Today is the anniversary of the passing of Artie Shaw. He was best known as a composer, big band leader and clarinetist who worked with greats like Duke Ellington, Billie Holiday and Leonard Bernstein. At one time he was reportedly the most listened to and highest paid performer in the world, in the late 30’s earning $3 million per year (about 50 million by today’s standards).
My knowledge of him was mostly limited to his rumored communist leanings which led to his forced testimony before the House Un-American Activities Committee, the long list of beautiful women he dated and married over the years (among them Lana Turner, Ava Gardner and Judy Garland) and as a man with a well-earned reputation of being impossibly cantankerous.
As we arrived at his home in Thousand Oaks I really didn’t know what to expect. It was his 90th birthday and I didn’t know his condition at that point. As we approached his front door we were greeted by a deafening chorus of viscous dogs barking, growling and squealing. I glanced at my crew and realized we were all a little intimidated by the thought of being disemboweled upon entry. “They sound hungry” I muttered as I rang the doorbell. The dogs went dead silent mid-growl and I imagined them laying in wait, ready to pounce as the door was opened. After a moment the door was flung open by an elderly Artie Shaw who had already turned and was walking away without acknowledging our arrival. We carefully entered his home and followed him into the living room expecting at any moment to be confronted by snarling attack dogs.
I apologized that we were inconveniencing him on his birthday and he responded that “when one turns 90 it’s hardly time to start putting things off”…can’t argue with that. I naturally thought we would photograph Artie with his clarinet. Little did I know that long before I was born he had given up the instrument that made him famous. “I don’t like the clarinet, I did everything you can do with it, I’m done” was his response when I broached the subject. I could relate as I too had given up the clarinet in the 4th grade after having done everything with it that I could which, unlike Artie, didn’t amount to anything.
As we brought in the gear and set-up we were constantly on guard for the phantom pack of angry dogs. The only clarinet I saw in his home was being used as a wedge to prop open a door to his sunroom, “I composed Stardust on that clarinet” he quipped. My first thought was that it should be in a museum but then I realized that, in a way, it already was.
His home was cluttered with mounds of valuable art, manuscripts, photos from Hollywood’s Golden Age and treasures from around the world accumulated over the years. The walls were lined by original paintings by the masters 3 or 4 deep, sculptures that I’m sure were once well displayed had been shoved into corners to make room for more treasures. It appeared that this process had at some point become policy. His home was clean and well cared for (with the exception of the tortured clarinet). It was what one would expect an aging international art thief’s tract home should look.

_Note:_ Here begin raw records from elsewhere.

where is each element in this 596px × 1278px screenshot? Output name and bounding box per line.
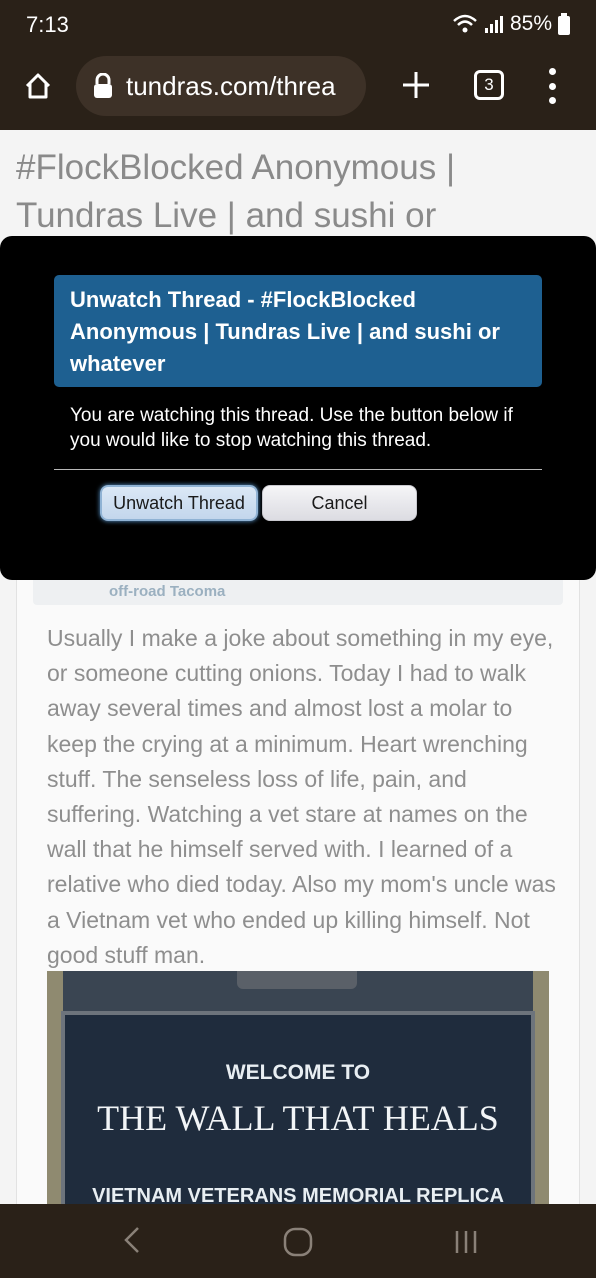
more-icon[interactable] — [540, 68, 564, 104]
status-time: 7:13 — [26, 12, 69, 37]
dialog-divider — [54, 469, 542, 470]
home-nav-icon[interactable] — [282, 1226, 314, 1263]
dialog-title: Unwatch Thread - #FlockBlocked Anonymous… — [70, 287, 500, 376]
recent-apps-icon[interactable] — [452, 1228, 480, 1261]
image-text-welcome: WELCOME TO — [225, 1061, 371, 1084]
cancel-button[interactable]: Cancel — [262, 485, 417, 521]
unwatch-thread-button[interactable]: Unwatch Thread — [100, 485, 258, 521]
image-grass-right — [533, 971, 549, 1204]
image-text-title: THE WALL THAT HEALS — [97, 1098, 499, 1138]
post-card: off-road Tacoma Usually I make a joke ab… — [16, 570, 580, 1204]
tab-count: 3 — [484, 75, 494, 94]
system-nav-bar — [0, 1204, 596, 1278]
browser-toolbar: tundras.com/threa 3 — [0, 50, 596, 130]
image-sign-top — [237, 971, 357, 989]
lock-icon — [92, 73, 114, 99]
tabs-icon[interactable]: 3 — [474, 70, 504, 100]
status-icons: 85% — [452, 12, 570, 36]
dialog-header: Unwatch Thread - #FlockBlocked Anonymous… — [54, 275, 542, 387]
post-body: Usually I make a joke about something in… — [47, 625, 556, 968]
home-icon[interactable] — [18, 66, 58, 106]
plus-icon[interactable] — [398, 67, 434, 103]
url-bar[interactable]: tundras.com/threa — [76, 56, 366, 116]
signal-icon — [484, 14, 504, 34]
wifi-icon — [452, 14, 478, 34]
unwatch-dialog: Unwatch Thread - #FlockBlocked Anonymous… — [0, 236, 596, 580]
page-title: #FlockBlocked Anonymous | Tundras Live |… — [16, 148, 456, 235]
author-subtitle: off-road Tacoma — [109, 583, 226, 600]
battery-percent: 85% — [509, 12, 552, 35]
battery-icon — [558, 13, 570, 35]
url-text: tundras.com/threa — [126, 70, 336, 101]
post-image[interactable]: WELCOME TO THE WALL THAT HEALS VIETNAM V… — [47, 971, 549, 1204]
image-text-subtitle: VIETNAM VETERANS MEMORIAL REPLICA — [92, 1185, 504, 1204]
dialog-message: You are watching this thread. Use the bu… — [70, 405, 513, 451]
back-icon[interactable] — [118, 1224, 146, 1261]
status-bar: 7:13 85% — [0, 0, 596, 50]
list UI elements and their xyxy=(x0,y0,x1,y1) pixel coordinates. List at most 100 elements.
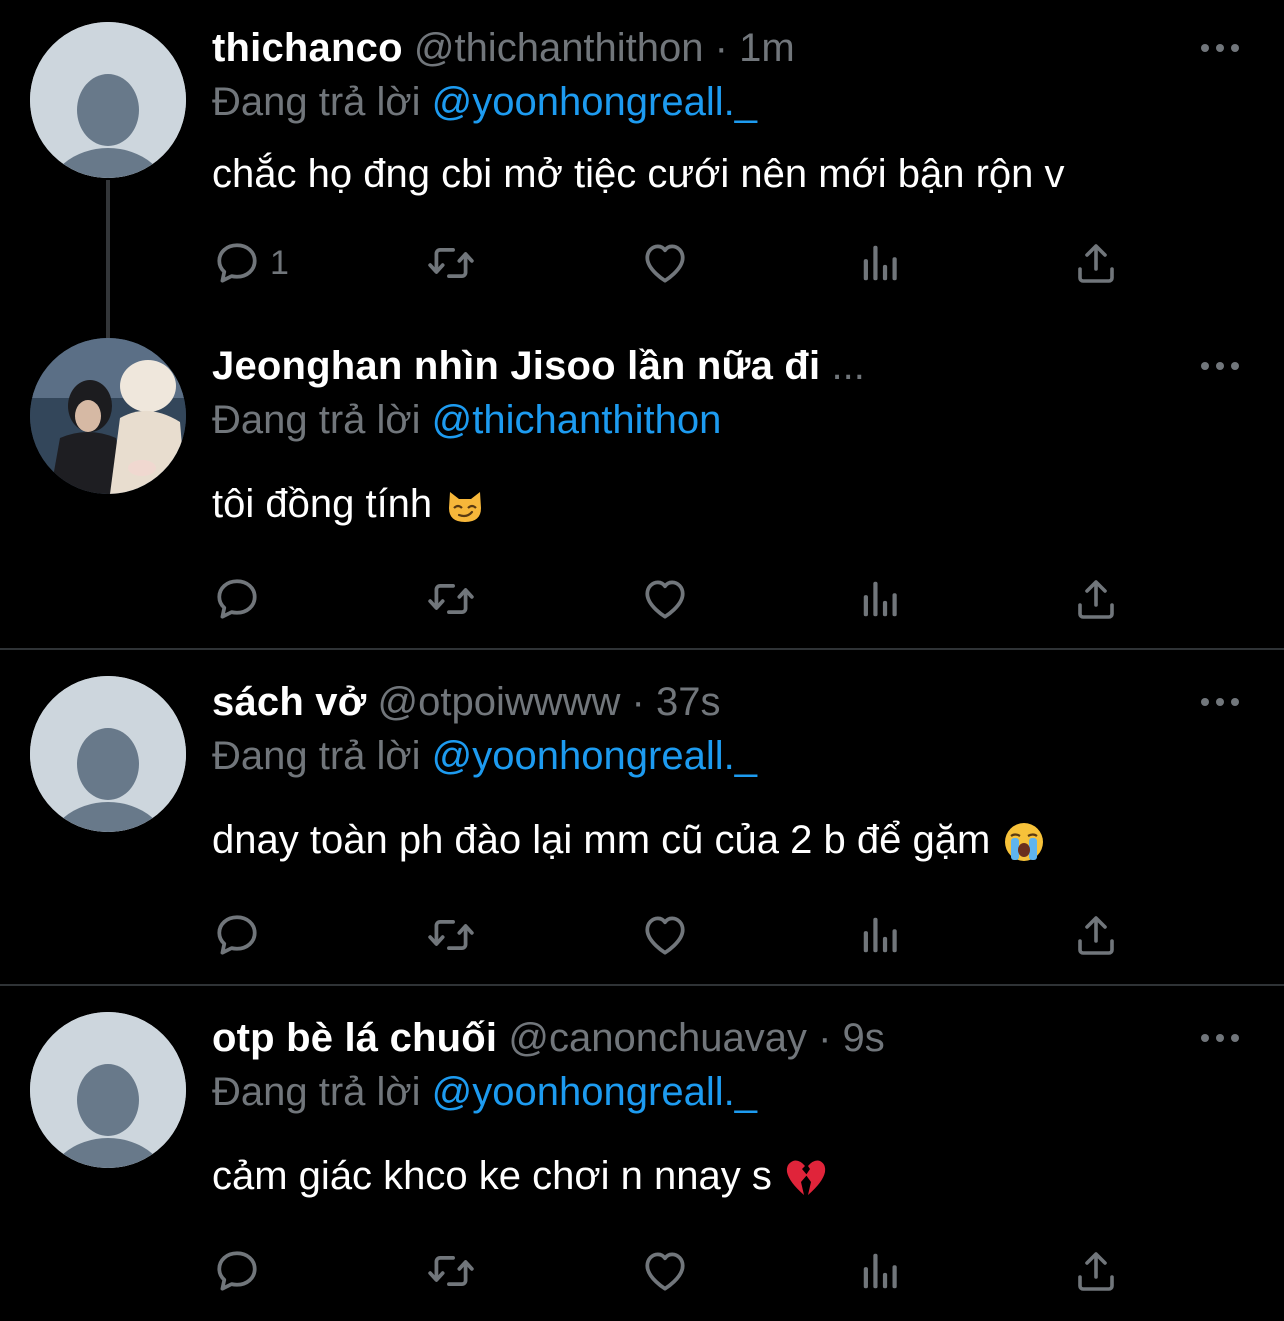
action-bar xyxy=(212,1246,1132,1296)
replying-to: Đang trả lời @thichanthithon xyxy=(212,394,721,446)
retweet-button[interactable] xyxy=(426,238,476,288)
like-icon xyxy=(640,910,690,960)
retweet-button[interactable] xyxy=(426,910,476,960)
more-options-button[interactable] xyxy=(1198,38,1242,58)
more-icon xyxy=(1198,692,1242,712)
truncation-ellipsis: ... xyxy=(831,344,865,388)
tweet-header: Jeonghan nhìn Jisoo lần nữa đi ... xyxy=(212,340,1172,392)
default-avatar-icon xyxy=(30,22,186,178)
separator-dot: · xyxy=(631,680,645,724)
reply-mention-link[interactable]: @yoonhongreall._ xyxy=(432,734,757,778)
retweet-button[interactable] xyxy=(426,1246,476,1296)
tweet[interactable]: thichanco @thichanthithon · 1m Đang trả … xyxy=(0,0,1284,330)
like-icon xyxy=(640,238,690,288)
share-button[interactable] xyxy=(1072,910,1120,960)
loudly-crying-face-emoji xyxy=(1005,823,1044,862)
reply-count: 1 xyxy=(270,243,289,282)
replying-to-label: Đang trả lời xyxy=(212,1070,421,1114)
separator-dot: · xyxy=(818,1016,832,1060)
replying-to-label: Đang trả lời xyxy=(212,398,421,442)
reply-icon xyxy=(212,1246,262,1296)
more-options-button[interactable] xyxy=(1198,692,1242,712)
retweet-icon xyxy=(426,574,476,624)
more-options-button[interactable] xyxy=(1198,356,1242,376)
more-icon xyxy=(1198,356,1242,376)
retweet-icon xyxy=(426,1246,476,1296)
user-handle[interactable]: @otpoiwwww xyxy=(378,680,621,724)
like-button[interactable] xyxy=(640,910,690,960)
replying-to-label: Đang trả lời xyxy=(212,80,421,124)
views-icon xyxy=(858,1248,904,1294)
avatar[interactable] xyxy=(30,676,186,832)
reply-button[interactable]: 1 xyxy=(212,238,289,288)
replying-to: Đang trả lời @yoonhongreall._ xyxy=(212,76,757,128)
action-bar xyxy=(212,574,1132,624)
reply-icon xyxy=(212,910,262,960)
tweet-header: sách vở @otpoiwwww · 37s xyxy=(212,676,1172,728)
tweet-text: chắc họ đng cbi mở tiệc cưới nên mới bận… xyxy=(212,146,1065,202)
views-button[interactable] xyxy=(858,238,904,288)
display-name[interactable]: thichanco xyxy=(212,26,403,70)
tweet[interactable]: otp bè lá chuối @canonchuavay · 9s Đang … xyxy=(0,986,1284,1321)
replying-to: Đang trả lời @yoonhongreall._ xyxy=(212,730,757,782)
reply-button[interactable] xyxy=(212,1246,262,1296)
user-handle[interactable]: @thichanthithon xyxy=(414,26,704,70)
share-icon xyxy=(1072,1247,1120,1295)
separator-dot: · xyxy=(714,26,728,70)
display-name[interactable]: sách vở xyxy=(212,680,366,724)
views-button[interactable] xyxy=(858,1246,904,1296)
replying-to-label: Đang trả lời xyxy=(212,734,421,778)
action-bar: 1 xyxy=(212,238,1132,288)
default-avatar-icon xyxy=(30,1012,186,1168)
tweet-text-content: chắc họ đng cbi mở tiệc cưới nên mới bận… xyxy=(212,152,1065,196)
tweet-header: otp bè lá chuối @canonchuavay · 9s xyxy=(212,1012,1172,1064)
views-icon xyxy=(858,576,904,622)
profile-photo xyxy=(30,338,186,494)
timestamp[interactable]: 1m xyxy=(739,26,795,70)
more-icon xyxy=(1198,1028,1242,1048)
reply-mention-link[interactable]: @yoonhongreall._ xyxy=(432,1070,757,1114)
more-icon xyxy=(1198,38,1242,58)
like-button[interactable] xyxy=(640,238,690,288)
user-handle[interactable]: @canonchuavay xyxy=(508,1016,807,1060)
avatar[interactable] xyxy=(30,22,186,178)
retweet-icon xyxy=(426,910,476,960)
display-name[interactable]: otp bè lá chuối xyxy=(212,1016,497,1060)
timestamp[interactable]: 37s xyxy=(656,680,721,724)
like-icon xyxy=(640,574,690,624)
like-button[interactable] xyxy=(640,574,690,624)
reply-mention-link[interactable]: @thichanthithon xyxy=(432,398,722,442)
tweet-text: tôi đồng tính xyxy=(212,476,485,532)
retweet-icon xyxy=(426,238,476,288)
share-icon xyxy=(1072,575,1120,623)
avatar[interactable] xyxy=(30,1012,186,1168)
reply-button[interactable] xyxy=(212,574,262,624)
avatar[interactable] xyxy=(30,338,186,494)
reply-icon xyxy=(212,238,262,288)
tweet-text: dnay toàn ph đào lại mm cũ của 2 b để gặ… xyxy=(212,812,1045,868)
views-button[interactable] xyxy=(858,574,904,624)
share-button[interactable] xyxy=(1072,1246,1120,1296)
reply-icon xyxy=(212,574,262,624)
tweet[interactable]: sách vở @otpoiwwww · 37s Đang trả lời @y… xyxy=(0,650,1284,984)
display-name[interactable]: Jeonghan nhìn Jisoo lần nữa đi xyxy=(212,344,820,388)
tweet-text-content: tôi đồng tính xyxy=(212,482,433,526)
share-button[interactable] xyxy=(1072,574,1120,624)
tweet-text-content: cảm giác khco ke chơi n nnay s xyxy=(212,1154,772,1198)
default-avatar-icon xyxy=(30,676,186,832)
share-button[interactable] xyxy=(1072,238,1120,288)
action-bar xyxy=(212,910,1132,960)
timestamp[interactable]: 9s xyxy=(843,1016,885,1060)
broken-heart-emoji xyxy=(786,1160,826,1196)
retweet-button[interactable] xyxy=(426,574,476,624)
views-button[interactable] xyxy=(858,910,904,960)
tweet[interactable]: Jeonghan nhìn Jisoo lần nữa đi ... Đang … xyxy=(0,330,1284,648)
like-button[interactable] xyxy=(640,1246,690,1296)
reply-mention-link[interactable]: @yoonhongreall._ xyxy=(432,80,757,124)
replying-to: Đang trả lời @yoonhongreall._ xyxy=(212,1066,757,1118)
like-icon xyxy=(640,1246,690,1296)
tweet-text: cảm giác khco ke chơi n nnay s xyxy=(212,1148,827,1204)
smirking-cat-emoji xyxy=(449,492,482,523)
more-options-button[interactable] xyxy=(1198,1028,1242,1048)
reply-button[interactable] xyxy=(212,910,262,960)
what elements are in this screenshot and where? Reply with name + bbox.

Artie was much more amiable than I had expected him to be, I think his birthday was making him reflective. He shared great stories of a Hollywood long gone as we prepped the shot. I was made aware that this would be a quick shoot as he explained to me that he had just one agenda: Lunch. For a man turning 90 he was incredibly sharp, had a dry wit and was physically in apparently good shape. We were limited to a single set-up due to his time constraints and the mounds of art we didn’t dare disturb.
After we wrapped the shoot and had the gear loaded, we thanked him for his time and wished him a happy birthday. As I climbed into the truck I realized we couldn’t leave without confronting the “elephant in the room” by solving the “hounds of hell” mystery. Surely the dogs we heard would have disturbed all of the precariously placed memorabilia and art. I needed an answer.
I went back one last time on the guise of doing an “idiot check”. Just as I was starting to question my own sanity as there were no signs of a dog anywhere, a man arrived to take Arnie to lunch. He explained to me that he too was victim of the same mystery until he realized it was an antiquated yet effective security system…now I know why they call it an “idiot check.”